To specify the analyze splits and transform splits, set the splits_config
for
Transform component. For example:
# Analyze the 'train' split and transform all splits.
transform = Transform(
examples=example_gen.outputs['examples'],
schema=schema_gen.outputs['schema'],
module_file=_taxi_module_file,
splits_config=proto.SplitsConfig(analyze=['train'],
transform=['train', 'eval']))
Trainer and Tuner
Default behavior is train on the 'train' split and evaluate on the 'eval' split.
To specify the train splits and evaluate splits, set the train_args
and
eval_args
for Trainer component. For example:
# Train on the 'train' split and evaluate on the 'eval' split.
Trainer = Trainer(
module_file=_taxi_module_file,
examples=transform.outputs['transformed_examples'],
schema=schema_gen.outputs['schema'],
transform_graph=transform.outputs['transform_graph'],
train_args=proto.TrainArgs(splits=['train'], num_steps=10000),
eval_args=proto.EvalArgs(splits=['eval'], num_steps=5000))
Evaluator
Default behavior is provide metrics computed on the 'eval' split.

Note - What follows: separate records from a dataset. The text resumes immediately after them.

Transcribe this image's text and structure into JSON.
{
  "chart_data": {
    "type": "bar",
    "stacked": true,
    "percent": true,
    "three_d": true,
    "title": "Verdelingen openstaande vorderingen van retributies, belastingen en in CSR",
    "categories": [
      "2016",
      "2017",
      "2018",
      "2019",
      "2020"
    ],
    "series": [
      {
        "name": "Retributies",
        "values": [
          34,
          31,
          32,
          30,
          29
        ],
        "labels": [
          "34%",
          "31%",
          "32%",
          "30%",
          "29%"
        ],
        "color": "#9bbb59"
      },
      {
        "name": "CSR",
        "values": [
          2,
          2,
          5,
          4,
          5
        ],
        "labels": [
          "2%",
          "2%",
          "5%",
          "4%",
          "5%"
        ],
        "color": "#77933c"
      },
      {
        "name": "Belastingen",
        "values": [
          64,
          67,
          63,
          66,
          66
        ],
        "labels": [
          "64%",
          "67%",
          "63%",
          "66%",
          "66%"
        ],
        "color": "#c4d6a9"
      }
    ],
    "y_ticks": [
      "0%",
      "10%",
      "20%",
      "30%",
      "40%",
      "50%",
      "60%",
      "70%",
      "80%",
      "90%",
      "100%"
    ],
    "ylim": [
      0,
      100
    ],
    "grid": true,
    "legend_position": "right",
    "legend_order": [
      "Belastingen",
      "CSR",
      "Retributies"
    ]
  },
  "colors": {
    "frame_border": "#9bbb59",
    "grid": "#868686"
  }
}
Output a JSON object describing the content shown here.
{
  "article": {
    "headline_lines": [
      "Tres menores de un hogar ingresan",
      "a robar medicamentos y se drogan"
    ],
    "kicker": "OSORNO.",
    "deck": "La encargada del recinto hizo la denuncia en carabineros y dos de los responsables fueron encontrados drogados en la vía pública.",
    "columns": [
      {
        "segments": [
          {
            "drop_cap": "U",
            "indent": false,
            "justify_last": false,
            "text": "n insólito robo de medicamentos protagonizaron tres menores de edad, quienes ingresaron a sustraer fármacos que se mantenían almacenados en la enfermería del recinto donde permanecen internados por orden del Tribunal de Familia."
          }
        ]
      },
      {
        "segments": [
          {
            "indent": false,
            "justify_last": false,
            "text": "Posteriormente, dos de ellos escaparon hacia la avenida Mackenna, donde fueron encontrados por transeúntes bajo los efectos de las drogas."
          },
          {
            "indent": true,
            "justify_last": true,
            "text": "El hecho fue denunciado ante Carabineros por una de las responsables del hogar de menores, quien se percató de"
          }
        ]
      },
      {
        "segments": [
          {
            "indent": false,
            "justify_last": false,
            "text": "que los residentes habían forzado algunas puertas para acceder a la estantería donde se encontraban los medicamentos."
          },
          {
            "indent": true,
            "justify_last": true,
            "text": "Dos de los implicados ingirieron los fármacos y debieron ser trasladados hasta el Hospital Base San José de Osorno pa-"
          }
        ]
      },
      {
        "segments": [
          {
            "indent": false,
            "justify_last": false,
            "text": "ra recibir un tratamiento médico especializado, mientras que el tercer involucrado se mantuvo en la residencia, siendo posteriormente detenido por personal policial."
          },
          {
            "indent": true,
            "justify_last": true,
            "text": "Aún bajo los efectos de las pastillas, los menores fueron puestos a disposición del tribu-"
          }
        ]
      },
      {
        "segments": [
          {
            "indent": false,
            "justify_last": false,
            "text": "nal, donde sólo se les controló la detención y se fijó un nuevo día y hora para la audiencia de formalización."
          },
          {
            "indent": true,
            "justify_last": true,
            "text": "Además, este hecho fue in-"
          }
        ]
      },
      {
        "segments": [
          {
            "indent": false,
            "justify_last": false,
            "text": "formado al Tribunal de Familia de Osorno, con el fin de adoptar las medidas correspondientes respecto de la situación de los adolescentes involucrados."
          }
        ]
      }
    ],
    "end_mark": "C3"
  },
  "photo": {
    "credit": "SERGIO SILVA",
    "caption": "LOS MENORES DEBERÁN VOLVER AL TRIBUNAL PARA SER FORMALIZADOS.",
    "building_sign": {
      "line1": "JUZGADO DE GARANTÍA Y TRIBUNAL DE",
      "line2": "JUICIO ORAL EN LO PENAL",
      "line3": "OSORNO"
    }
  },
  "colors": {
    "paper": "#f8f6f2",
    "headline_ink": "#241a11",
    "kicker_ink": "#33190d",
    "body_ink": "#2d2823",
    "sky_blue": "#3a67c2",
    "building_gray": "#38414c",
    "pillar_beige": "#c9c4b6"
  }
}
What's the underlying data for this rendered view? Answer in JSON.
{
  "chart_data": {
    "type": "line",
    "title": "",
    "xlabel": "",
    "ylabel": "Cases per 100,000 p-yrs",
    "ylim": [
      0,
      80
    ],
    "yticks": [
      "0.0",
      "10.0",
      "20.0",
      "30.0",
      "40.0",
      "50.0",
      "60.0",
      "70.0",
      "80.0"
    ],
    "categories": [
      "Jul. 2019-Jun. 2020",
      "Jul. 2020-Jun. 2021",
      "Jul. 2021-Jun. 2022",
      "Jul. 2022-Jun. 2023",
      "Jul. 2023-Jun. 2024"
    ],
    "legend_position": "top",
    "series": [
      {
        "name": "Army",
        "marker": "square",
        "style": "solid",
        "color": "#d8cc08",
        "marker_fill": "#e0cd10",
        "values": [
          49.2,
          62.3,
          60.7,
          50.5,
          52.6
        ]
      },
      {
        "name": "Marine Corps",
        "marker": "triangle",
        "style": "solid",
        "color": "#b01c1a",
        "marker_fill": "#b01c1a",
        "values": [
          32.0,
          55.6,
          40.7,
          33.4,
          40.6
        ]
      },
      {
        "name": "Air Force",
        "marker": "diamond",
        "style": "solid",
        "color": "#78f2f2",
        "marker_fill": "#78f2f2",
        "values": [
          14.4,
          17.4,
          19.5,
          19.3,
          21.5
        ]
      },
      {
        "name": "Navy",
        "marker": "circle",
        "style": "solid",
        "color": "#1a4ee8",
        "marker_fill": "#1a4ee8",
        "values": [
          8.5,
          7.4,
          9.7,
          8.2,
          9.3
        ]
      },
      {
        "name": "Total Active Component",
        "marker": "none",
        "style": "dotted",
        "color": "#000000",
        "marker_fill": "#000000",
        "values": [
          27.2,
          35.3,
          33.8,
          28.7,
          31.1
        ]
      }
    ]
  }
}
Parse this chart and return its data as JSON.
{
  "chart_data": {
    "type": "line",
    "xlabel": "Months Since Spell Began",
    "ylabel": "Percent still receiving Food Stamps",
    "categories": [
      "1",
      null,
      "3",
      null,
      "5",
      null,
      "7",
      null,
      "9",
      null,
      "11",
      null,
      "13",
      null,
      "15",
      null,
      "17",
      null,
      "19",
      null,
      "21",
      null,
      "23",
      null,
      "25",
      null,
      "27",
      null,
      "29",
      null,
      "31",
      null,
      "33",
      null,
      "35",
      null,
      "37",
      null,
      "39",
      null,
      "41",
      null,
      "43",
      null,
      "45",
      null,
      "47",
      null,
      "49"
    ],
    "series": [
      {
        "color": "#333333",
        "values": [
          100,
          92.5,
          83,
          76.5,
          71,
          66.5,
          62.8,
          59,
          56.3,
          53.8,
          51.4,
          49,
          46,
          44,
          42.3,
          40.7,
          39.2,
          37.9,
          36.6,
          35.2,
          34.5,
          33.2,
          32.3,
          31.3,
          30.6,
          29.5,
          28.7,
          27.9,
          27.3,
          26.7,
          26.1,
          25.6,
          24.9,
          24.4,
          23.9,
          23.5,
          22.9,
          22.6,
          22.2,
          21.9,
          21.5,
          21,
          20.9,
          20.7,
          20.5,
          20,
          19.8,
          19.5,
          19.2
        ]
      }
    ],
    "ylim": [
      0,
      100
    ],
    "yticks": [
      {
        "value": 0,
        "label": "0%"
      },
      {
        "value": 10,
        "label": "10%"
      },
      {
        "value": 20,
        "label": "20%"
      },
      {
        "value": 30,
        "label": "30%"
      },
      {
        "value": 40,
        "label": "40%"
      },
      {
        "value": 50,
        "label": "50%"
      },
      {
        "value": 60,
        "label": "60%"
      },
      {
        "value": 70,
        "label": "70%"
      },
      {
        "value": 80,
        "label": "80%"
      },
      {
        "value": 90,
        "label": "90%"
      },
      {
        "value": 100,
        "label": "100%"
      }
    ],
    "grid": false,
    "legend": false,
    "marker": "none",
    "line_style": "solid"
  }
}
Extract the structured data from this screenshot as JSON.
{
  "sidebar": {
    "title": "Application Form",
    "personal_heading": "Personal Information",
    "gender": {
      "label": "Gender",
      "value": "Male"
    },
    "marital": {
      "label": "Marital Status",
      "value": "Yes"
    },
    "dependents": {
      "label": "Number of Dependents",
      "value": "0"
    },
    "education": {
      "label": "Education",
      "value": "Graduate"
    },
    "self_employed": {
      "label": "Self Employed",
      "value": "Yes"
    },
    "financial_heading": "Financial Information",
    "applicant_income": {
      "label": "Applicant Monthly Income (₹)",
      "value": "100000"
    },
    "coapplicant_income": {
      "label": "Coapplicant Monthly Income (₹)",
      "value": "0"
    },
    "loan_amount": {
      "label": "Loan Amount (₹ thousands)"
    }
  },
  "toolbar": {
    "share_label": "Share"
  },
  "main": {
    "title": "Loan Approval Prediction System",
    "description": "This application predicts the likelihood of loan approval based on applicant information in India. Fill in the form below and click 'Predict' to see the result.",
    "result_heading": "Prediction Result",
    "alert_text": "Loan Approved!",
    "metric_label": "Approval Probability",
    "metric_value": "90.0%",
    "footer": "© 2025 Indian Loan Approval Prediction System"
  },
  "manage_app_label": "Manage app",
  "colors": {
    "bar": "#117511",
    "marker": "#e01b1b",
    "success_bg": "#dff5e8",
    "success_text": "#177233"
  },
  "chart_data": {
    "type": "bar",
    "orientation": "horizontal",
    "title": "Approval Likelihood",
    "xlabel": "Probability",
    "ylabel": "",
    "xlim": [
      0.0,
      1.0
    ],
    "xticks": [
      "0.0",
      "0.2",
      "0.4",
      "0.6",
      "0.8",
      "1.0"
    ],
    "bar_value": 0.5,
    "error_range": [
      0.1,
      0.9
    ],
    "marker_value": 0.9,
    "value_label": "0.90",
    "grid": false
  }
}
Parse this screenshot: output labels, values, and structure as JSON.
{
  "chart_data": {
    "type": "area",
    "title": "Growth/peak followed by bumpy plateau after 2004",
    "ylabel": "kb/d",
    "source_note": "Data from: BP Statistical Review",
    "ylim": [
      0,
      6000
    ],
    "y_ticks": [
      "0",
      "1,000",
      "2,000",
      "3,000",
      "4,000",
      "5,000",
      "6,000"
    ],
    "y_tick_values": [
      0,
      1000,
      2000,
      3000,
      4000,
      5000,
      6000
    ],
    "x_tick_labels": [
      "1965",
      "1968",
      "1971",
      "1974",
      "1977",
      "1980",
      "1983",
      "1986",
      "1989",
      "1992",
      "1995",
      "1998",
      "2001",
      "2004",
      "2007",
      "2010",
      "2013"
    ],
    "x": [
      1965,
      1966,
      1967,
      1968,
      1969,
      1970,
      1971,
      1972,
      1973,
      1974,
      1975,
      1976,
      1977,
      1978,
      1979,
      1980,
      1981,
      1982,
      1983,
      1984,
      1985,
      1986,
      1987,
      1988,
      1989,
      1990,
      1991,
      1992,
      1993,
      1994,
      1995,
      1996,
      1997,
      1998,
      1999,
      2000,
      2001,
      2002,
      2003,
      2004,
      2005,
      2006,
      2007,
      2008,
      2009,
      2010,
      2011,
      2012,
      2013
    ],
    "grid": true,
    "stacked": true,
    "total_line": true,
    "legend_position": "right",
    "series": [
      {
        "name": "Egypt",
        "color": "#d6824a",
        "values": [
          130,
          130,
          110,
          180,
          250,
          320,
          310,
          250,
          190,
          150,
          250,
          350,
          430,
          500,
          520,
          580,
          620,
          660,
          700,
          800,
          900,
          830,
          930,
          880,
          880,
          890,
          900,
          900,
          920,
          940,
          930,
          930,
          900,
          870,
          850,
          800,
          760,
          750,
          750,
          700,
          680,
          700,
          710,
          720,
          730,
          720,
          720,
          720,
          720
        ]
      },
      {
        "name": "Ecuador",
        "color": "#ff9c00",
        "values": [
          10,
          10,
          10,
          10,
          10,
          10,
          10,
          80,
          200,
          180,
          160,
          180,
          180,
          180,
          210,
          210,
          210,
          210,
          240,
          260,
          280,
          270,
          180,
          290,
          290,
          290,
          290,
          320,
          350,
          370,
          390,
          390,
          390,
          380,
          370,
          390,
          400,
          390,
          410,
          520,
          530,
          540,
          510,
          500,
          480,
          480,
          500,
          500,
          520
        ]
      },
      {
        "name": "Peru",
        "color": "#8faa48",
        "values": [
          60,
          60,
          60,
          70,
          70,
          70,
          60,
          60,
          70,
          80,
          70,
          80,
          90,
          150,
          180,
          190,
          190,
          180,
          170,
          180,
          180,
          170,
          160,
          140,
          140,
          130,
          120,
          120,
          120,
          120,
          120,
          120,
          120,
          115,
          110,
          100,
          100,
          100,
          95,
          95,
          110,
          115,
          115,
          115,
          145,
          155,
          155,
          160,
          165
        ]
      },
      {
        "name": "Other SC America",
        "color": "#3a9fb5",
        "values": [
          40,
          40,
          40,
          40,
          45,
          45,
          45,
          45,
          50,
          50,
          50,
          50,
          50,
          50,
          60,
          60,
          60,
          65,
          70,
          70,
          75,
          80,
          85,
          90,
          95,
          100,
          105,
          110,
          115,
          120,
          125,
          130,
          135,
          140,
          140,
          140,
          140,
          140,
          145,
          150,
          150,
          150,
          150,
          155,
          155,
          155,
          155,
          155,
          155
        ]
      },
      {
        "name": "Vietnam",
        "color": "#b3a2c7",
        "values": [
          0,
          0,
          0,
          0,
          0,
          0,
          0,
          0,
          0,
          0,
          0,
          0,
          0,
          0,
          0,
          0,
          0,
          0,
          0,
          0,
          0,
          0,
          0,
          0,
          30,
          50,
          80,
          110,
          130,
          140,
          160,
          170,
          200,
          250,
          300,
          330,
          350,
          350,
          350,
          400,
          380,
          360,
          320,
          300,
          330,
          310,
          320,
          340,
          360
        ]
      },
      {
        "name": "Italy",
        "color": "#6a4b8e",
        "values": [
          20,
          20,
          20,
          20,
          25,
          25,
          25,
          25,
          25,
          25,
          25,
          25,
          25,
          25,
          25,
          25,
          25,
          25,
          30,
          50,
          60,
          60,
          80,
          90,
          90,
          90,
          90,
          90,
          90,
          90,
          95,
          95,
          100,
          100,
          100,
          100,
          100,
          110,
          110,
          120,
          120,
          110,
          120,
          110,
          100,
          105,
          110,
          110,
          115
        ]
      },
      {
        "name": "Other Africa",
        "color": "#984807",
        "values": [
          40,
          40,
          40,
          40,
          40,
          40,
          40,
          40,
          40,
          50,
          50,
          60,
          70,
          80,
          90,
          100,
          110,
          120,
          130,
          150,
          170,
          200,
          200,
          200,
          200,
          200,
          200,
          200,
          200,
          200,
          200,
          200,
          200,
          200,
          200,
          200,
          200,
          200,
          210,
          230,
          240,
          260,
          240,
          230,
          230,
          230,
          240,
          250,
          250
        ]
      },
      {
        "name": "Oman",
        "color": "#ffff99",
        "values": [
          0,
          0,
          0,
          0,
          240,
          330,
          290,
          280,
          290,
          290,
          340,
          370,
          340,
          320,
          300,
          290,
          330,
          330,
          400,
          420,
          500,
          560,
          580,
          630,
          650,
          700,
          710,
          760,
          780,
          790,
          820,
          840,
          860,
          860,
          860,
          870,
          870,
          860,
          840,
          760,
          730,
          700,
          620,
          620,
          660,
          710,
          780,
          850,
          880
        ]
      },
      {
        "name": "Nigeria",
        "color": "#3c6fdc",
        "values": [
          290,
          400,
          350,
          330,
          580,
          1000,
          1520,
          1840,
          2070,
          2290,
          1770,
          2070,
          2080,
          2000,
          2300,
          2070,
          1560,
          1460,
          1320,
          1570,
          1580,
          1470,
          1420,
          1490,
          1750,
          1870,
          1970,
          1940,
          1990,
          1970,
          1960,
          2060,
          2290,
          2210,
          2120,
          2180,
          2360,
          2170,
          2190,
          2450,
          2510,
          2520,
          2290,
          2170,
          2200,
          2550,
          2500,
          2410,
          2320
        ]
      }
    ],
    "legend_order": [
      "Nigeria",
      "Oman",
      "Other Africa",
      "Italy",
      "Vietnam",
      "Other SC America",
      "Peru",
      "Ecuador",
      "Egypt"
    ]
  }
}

To compute evaluation statistics on custom splits, set the example_splits
for
Evaluator component. For example:
# Compute metrics on the 'eval1' split and the 'eval2' split.
evaluator = Evaluator(
examples=example_gen.outputs['examples'],
model=trainer.outputs['model'],
example_splits=['eval1', 'eval2'])
More details are available in the CsvExampleGen API reference, FileBasedExampleGen API implementation and ImportExampleGen API reference.